Cellular/Molecular
Dynorphins Interact With Acid-Sensing Ion Channels
Thomas W. Sherwood and Candice C. Askwith
(see pages 14371–14380)
Cation-selective acid-sensing ion channels (ASICs) are activated by large, rapid reductions in pH but are desensitized by smaller, gradual decreases in pH. During ischemia, elevated CO2 and reduced O2 concentrations cause acidosis, and the subsequent activation of ASIC1a leads to excitotoxic cell death. Steady-state desensitization, which is enhanced by the tarantula toxin peptide PcTx1, protects neurons from ischemia-induced death. Sherwood and Askwith found that the opioid peptides dynorphin A and big dynorphin (which comprises dynorphin A and dynorphin B) shifted the threshold for induction of steady-state desensitization of ASIC1a toward lower pH, closer to the activation threshold. Pretreatment with PcTx1 reduced the effects of dynorphin and vice versa, suggesting that dynorphin, like PcTx1, binds directly to the extracellular domain of ASIC1a. Dynorphin and ASIC1a are expressed in overlapping regions of CNS, and both are thought to be involved in nociception and emotional learning, suggesting their interaction might modulate these processes.
Development/Plasticity/Repair
Turtle Helps Segregate Fly Axons Into Columns
Kerry Ferguson, Hong Long, Scott Cameron, Wen-Tzu Chang, and Yong Rao
(see pages 14151–14159)
In the Drosophila visual system, projections from photoreceptors of different ommatidia terminate in separate columns in the optic lobe. Studies have suggested that segregation of axons from R7 photoreceptors is mediated by parallel pathways—one involving transcriptional regulation by Activin (a member of the transforming growth factor β family), and another involving repulsive interactions between cells in different columns. Ferguson et al. provide evidence that the repulsive interactions are mediated in part by homophilic interactions of Turtle, a member of the immunoglobulin superfamily. Mutating Turtle in a subset of cells resulted in abnormal lateral extension both of mutant R7 axons into adjacent wild-type columns and of wild-type R7 axons into columns containing mutant axons. Removing some R7 axons, which increases lateral extension of neighboring axons in wild-type and Activin mutants, decreased abnormal extension in Turtle mutants. Moreover, mutating Turtle along with components of the Activin signaling pathway increased the frequency of mistargeting, suggesting these pathways operate in parallel.

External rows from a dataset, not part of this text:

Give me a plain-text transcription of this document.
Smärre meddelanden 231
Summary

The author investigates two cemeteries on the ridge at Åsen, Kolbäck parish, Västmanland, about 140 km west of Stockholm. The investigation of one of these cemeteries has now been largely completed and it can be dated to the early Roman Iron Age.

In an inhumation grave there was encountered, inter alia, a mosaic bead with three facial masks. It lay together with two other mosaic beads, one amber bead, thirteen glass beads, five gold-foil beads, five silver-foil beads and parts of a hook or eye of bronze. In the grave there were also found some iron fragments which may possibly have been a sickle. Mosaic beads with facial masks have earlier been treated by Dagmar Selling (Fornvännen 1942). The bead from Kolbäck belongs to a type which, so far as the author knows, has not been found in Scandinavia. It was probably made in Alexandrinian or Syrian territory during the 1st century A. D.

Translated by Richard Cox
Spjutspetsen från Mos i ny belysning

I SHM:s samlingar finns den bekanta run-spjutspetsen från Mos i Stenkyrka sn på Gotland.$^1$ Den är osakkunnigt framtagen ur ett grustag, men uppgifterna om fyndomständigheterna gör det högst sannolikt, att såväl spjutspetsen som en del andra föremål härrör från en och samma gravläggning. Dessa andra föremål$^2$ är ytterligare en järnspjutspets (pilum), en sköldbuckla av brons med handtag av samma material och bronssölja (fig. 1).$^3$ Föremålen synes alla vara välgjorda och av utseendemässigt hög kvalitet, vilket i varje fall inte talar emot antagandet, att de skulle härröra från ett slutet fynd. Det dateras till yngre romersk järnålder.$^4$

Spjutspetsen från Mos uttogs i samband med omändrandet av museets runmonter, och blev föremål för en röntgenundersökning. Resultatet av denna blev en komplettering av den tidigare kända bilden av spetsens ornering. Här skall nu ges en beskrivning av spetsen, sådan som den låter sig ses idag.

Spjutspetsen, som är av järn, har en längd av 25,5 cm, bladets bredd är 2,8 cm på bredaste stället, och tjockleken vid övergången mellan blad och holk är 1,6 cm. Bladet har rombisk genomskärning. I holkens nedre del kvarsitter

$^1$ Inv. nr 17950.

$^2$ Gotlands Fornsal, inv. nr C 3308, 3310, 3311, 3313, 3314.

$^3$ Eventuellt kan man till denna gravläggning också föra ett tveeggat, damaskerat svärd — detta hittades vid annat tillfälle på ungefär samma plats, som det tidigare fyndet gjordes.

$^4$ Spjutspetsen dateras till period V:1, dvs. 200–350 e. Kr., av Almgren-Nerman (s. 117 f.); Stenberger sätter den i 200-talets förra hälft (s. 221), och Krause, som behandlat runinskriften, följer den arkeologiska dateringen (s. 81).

Behavioral/Systems/Cognitive
Not-So-Loud Noise Damages Hearing
Sharon G. Kujawa and M. Charles Liberman
(see pages 14077–14085)
It has long been thought that exposure to loud noises damages hearing primarily by killing hair cells, and therefore, that noise levels that do not kill hair cells do not damage hearing. Kujawa and Liberman show that this is not true. They exposed mice to noise that induced a moderate elevation in the sound level required to activate cochlear afferents but did not kill hair cells. Although neural response thresholds recovered within two weeks, response amplitudes remained lower than those in unexposed mice. The number of presynaptic ribbons in inner hair cells was reduced after noise exposure, and many remaining ribbons were unapposed by afferent terminals. Fiber density in the cochlear nerve was reduced, and gradual degeneration of these axons over the subsequent 2 years ultimately led to death of spiral ganglion neurons. These data indicate that noise can permanently impair hearing without damaging hair cells. So turn that music down!
Neurobiology of Disease
Gut Hormone Protects Neurons by Strengthening Mitochondria
Zane B. Andrews, Derek Erion, Rudolph Beiler, Zhong-Wu Liu, Alfonso Abizaid, et al.
(see pages 14057–14065)
Obesity predisposes people to many diseases, including Parkinson's disease (PD). The pathological effects of obesity often result from changes in levels of hormones that regulate energy homeostasis. One such hormone is ghrelin, which is normally secreted by the empty stomach, stimulates eating and weight gain, and is chronically reduced in obese individuals. In addition to regulating energy balance, ghrelin increases mitochondrial proliferation and respiration and promotes synaptogenesis. Ghrelin also increases dopamine release and reduces 1-methyl-4-phenyl-1,2,5,6 tetrahydropyridine (MPTP) neurotoxicity of substantia nigral (SN) dopaminergic neurons. Because mitochondrial dysfunction is thought to play a role in PD, Andrews et al. hypothesized that the neuroprotective effects of ghrelin stem from its effects on mitochondria. Indeed, exogenous ghrelin reduced MPTP-induced dopaminergic cell death and increased mitochondrial proliferation and respiration, but these effects were absent in transgenic mice lacking ghrelin, the ghrelin receptor, or uncoupling protein 2 (UCP2), a mitochondrial protein that reduces accumulation of reactive oxygen species and promotes proliferation.